As often happens on tour I could picture the venue that I was performing at in Folkestone tonight and could even recall the people who worked there and that they'd given me a KitKat on my rider last time. But when we arrived I found I was thinking of somewhere entirely different. I can't remember where.
I had played the actual venue I had arrived at just two years ago (it was on the date of Harold Camping's last day of the world and I believe the fire alarms went off), but it still all seemed unfamiliar.
Touring gives you a nice foretaste of what life with dementia will be like. I am becoming overwhelmed by its strong waves and I shall allow myself to drown quite happily. I don't know where I was last week, I don't know where I'll be tomorrow. I have no idea where I am right now.
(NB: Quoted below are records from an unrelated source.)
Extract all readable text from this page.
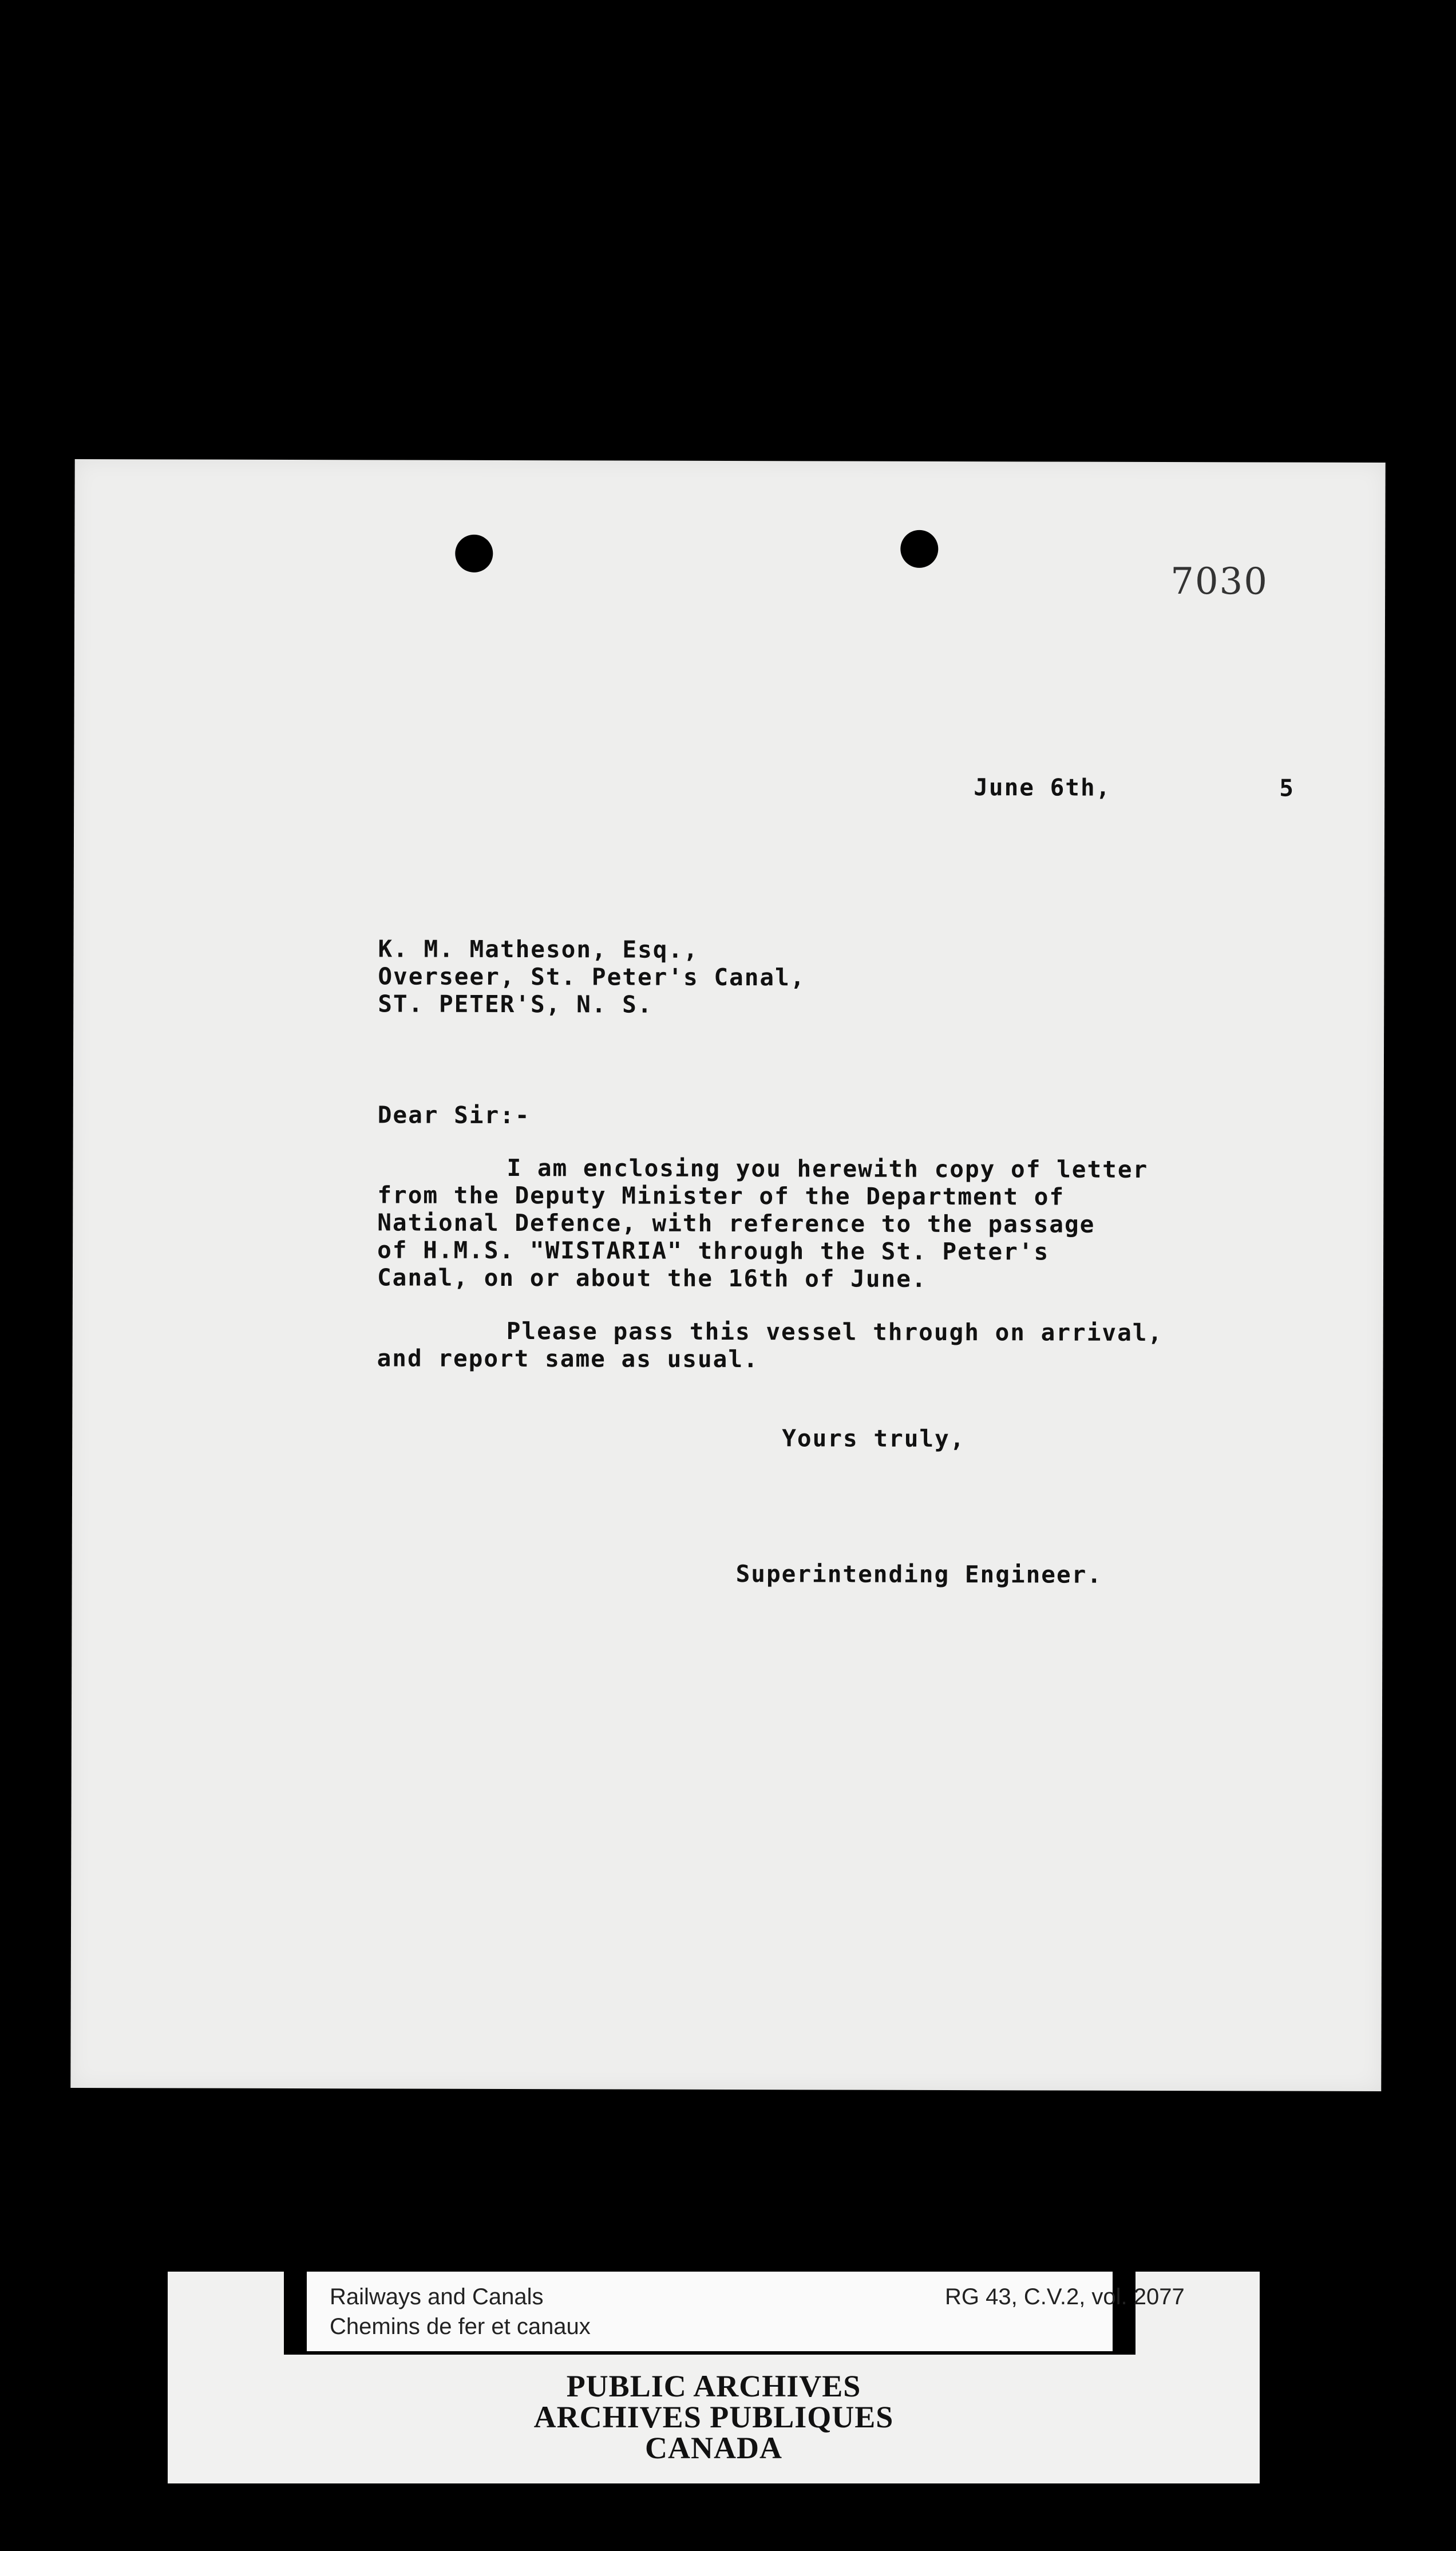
7030
June 6th,	5
K. M. Matheson, Esq.,
Overseer, St. Peter's Canal,
ST. PETER'S, N. S.
Dear Sir:-
I am enclosing you herewith copy of letter
from the Deputy Minister of the Department of
National Defence, with reference to the passage
of H.M.S. "WISTARIA" through the St. Peter's
Canal, on or about the 16th of June.
Please pass this vessel through on arrival,
and report same as usual.
Yours truly,
Superintending Engineer.
Railways and Canals
Chemins de fer et canaux
RG 43, C.V.2, vol. 2077
PUBLIC ARCHIVES
ARCHIVES PUBLIQUES
CANADA
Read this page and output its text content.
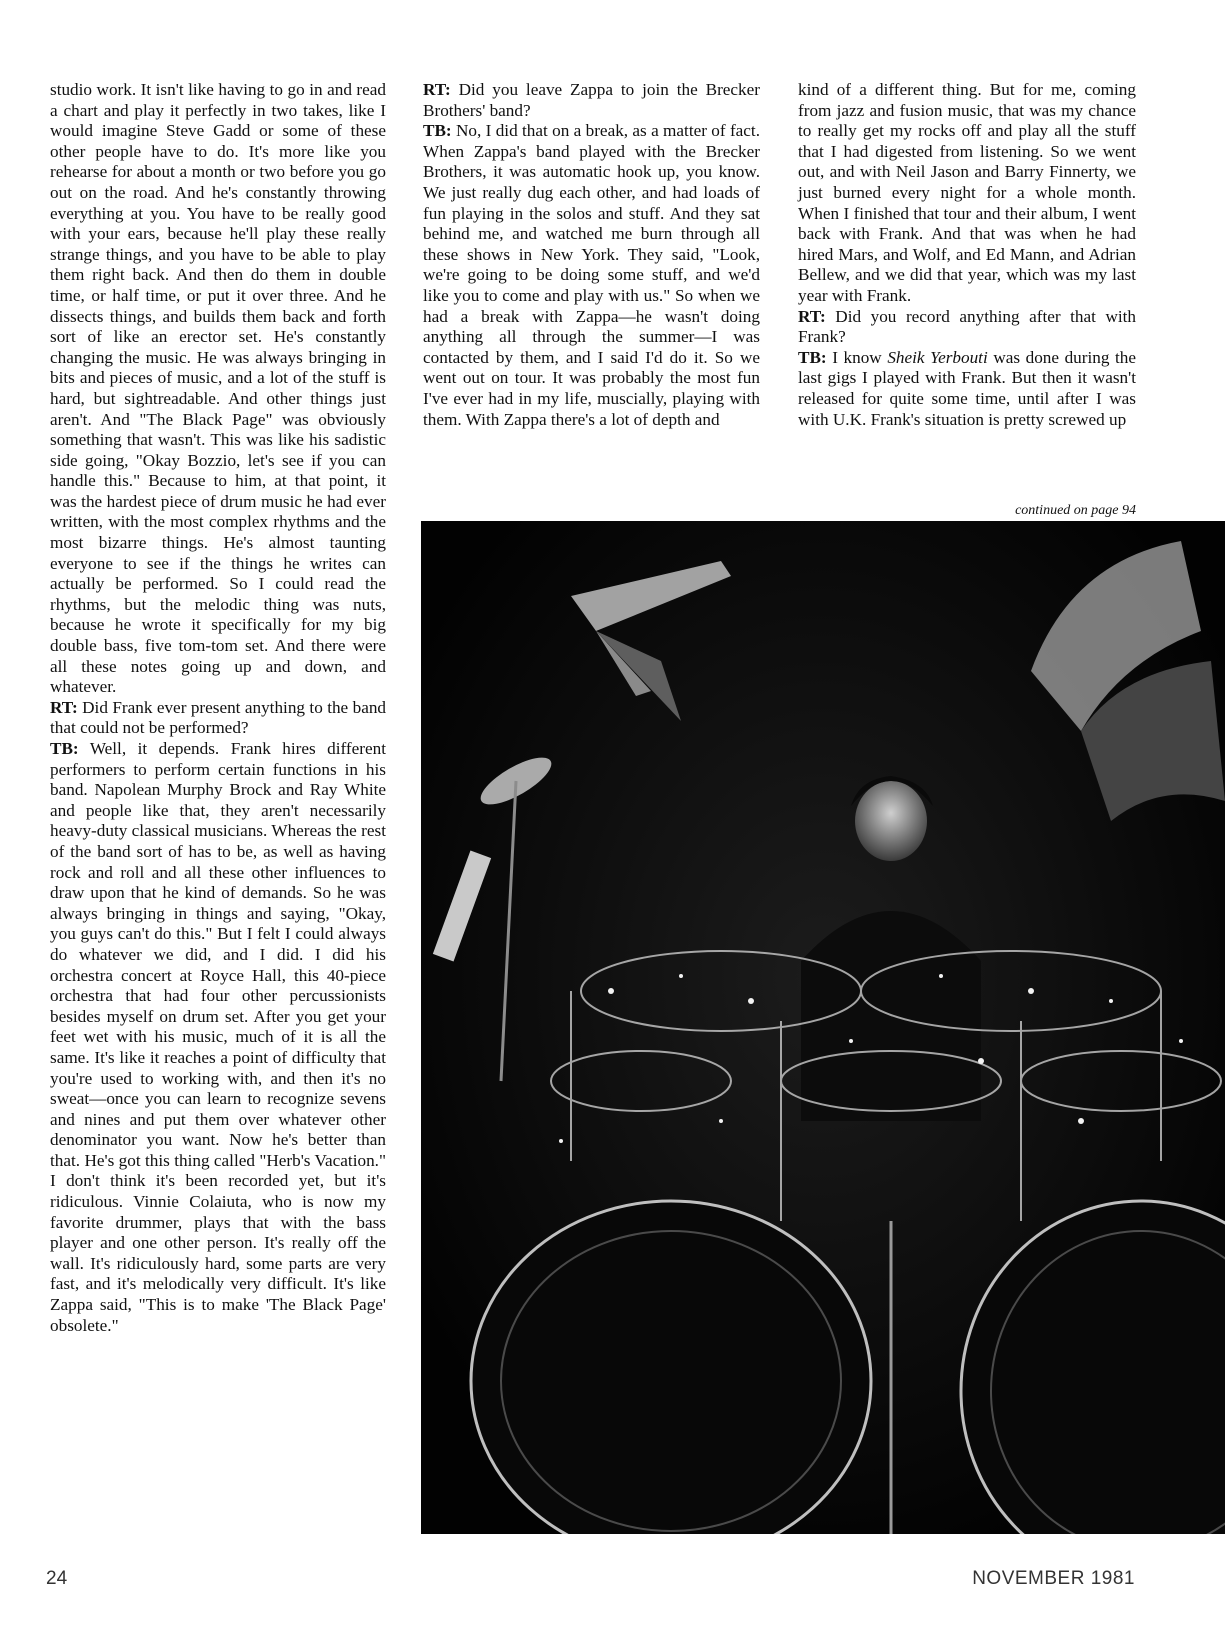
studio work. It isn't like having to go in and read a chart and play it perfectly in two takes, like I would imagine Steve Gadd or some of these other people have to do. It's more like you rehearse for about a month or two before you go out on the road. And he's constantly throwing everything at you. You have to be really good with your ears, because he'll play these really strange things, and you have to be able to play them right back. And then do them in double time, or half time, or put it over three. And he dissects things, and builds them back and forth sort of like an erector set. He's constantly changing the music. He was always bringing in bits and pieces of music, and a lot of the stuff is hard, but sightreadable. And other things just aren't. And "The Black Page" was obviously something that wasn't. This was like his sadistic side going, "Okay Bozzio, let's see if you can handle this." Because to him, at that point, it was the hardest piece of drum music he had ever written, with the most complex rhythms and the most bizarre things. He's almost taunting everyone to see if the things he writes can actually be performed. So I could read the rhythms, but the melodic thing was nuts, because he wrote it specifically for my big double bass, five tom-tom set. And there were all these notes going up and down, and whatever.

RT: Did Frank ever present anything to the band that could not be performed?

TB: Well, it depends. Frank hires different performers to perform certain functions in his band. Napolean Murphy Brock and Ray White and people like that, they aren't necessarily heavy-duty classical musicians. Whereas the rest of the band sort of has to be, as well as having rock and roll and all these other influences to draw upon that he kind of demands. So he was always bringing in things and saying, "Okay, you guys can't do this." But I felt I could always do whatever we did, and I did. I did his orchestra concert at Royce Hall, this 40-piece orchestra that had four other percussionists besides myself on drum set. After you get your feet wet with his music, much of it is all the same. It's like it reaches a point of difficulty that you're used to working with, and then it's no sweat—once you can learn to recognize sevens and nines and put them over whatever other denominator you want. Now he's better than that. He's got this thing called "Herb's Vacation." I don't think it's been recorded yet, but it's ridiculous. Vinnie Colaiuta, who is now my favorite drummer, plays that with the bass player and one other person. It's really off the wall. It's ridiculously hard, some parts are very fast, and it's melodically very difficult. It's like Zappa said, "This is to make 'The Black Page' obsolete."

RT: Did you leave Zappa to join the Brecker Brothers' band?

TB: No, I did that on a break, as a matter of fact. When Zappa's band played with the Brecker Brothers, it was automatic hook up, you know. We just really dug each other, and had loads of fun playing in the solos and stuff. And they sat behind me, and watched me burn through all these shows in New York. They said, "Look, we're going to be doing some stuff, and we'd like you to come and play with us." So when we had a break with Zappa—he wasn't doing anything all through the summer—I was contacted by them, and I said I'd do it. So we went out on tour. It was probably the most fun I've ever had in my life, muscially, playing with them. With Zappa there's a lot of depth and

kind of a different thing. But for me, coming from jazz and fusion music, that was my chance to really get my rocks off and play all the stuff that I had digested from listening. So we went out, and with Neil Jason and Barry Finnerty, we just burned every night for a whole month. When I finished that tour and their album, I went back with Frank. And that was when he had hired Mars, and Wolf, and Ed Mann, and Adrian Bellew, and we did that year, which was my last year with Frank.

RT: Did you record anything after that with Frank?

TB: I know Sheik Yerbouti was done during the last gigs I played with Frank. But then it wasn't released for quite some time, until after I was with U.K. Frank's situation is pretty screwed up

continued on page 94
24	NOVEMBER 1981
I should be just shipped around in a crate and unpacked on to the stage at show time, turned to face the audience and I will just crack on with the spiel. I don't know if it even makes any sense any more. I may not even actually be going anywhere, just imagining all of this from a padded cell.
I wish I had the imagination to envisage bigger audiences. But I got a big grab bag of Maltesers on my rider, which made up for it not being the place where they give me a KitKat (wherever that is). I meant to save half the bag for Giles and even stopped when it looked like 50% of the chocolates? Maltesers had gone. But then I thought I'd just have one more, he'd never notice (unless he had weighing equipment with him) and then I had another. I thought one more wouldn't be noticed by him and then took the chance of taking another. And by then there were so few Maltesers in the bag that I thought it might actually look a bit rude to give them to him. It would look like an after thought, that I thought I was worth three quarters of a bag of Maltesers and he was worth a quarter. I didn't want to insult him like that. So I quickly ate the rest to spare him the indignity. Also he's trying to lose some weight so I was doing him a favour.
It would have all worked too if I hadn't already mentioned that I had been given Maltesers and announced my intention to eat them all.
The imaginary audience filled half the auditorium (pity the paucity of ambition of my psyche) and they looked like they were enjoying it. But as they were possibly just cartoonish faces that I had drawn on the walls with my own excrement then that doesn't mean too much.
We got home around midnight. My wife was watching a film that we'd got on Lovefilm that neither of us remembers ordering and which has sat unwatched in the house for three weeks. It wasn't a film I had heard of before it arrived. It was called "Untouchable" and it's French and it is pretty fucking brilliant. I was tired and not really interested, but the story of a wealthy quadriplegic man being cared for by an ex-criminal. Handled badly or made by Hollywood it could be a terrible disaster, but it was engaging to see a story that relied on brilliantly written characters and fantastic acting. It's funny and it's moving and it has much to say about disability and social inequality. And it proves my dictum that if a man is shaving off a beard he will always go down to a Hitler moustache. See it now before someone remakes it with American actors and ruins it. Everyone in this film is perfect for it. It's some of the most enjoyable and impressive acting that I can remember seeing. Check out the trailer here.
And for those of you who listen to the podcast version of this blog you will be delighted to hear that Simon Mann has found proof that Terry, my editor, has been doing his job properly (despite some malicious claim to the contrary). It's all the bits edited out of the podcast spliced together. It's embarrassing how many mistakes I have made. Thank God that Terry is on hand to snip out these errors. Listen to them here. And thanks to the unsung hero Terry. You know he's done a good job when you don't realise he's done anything at all.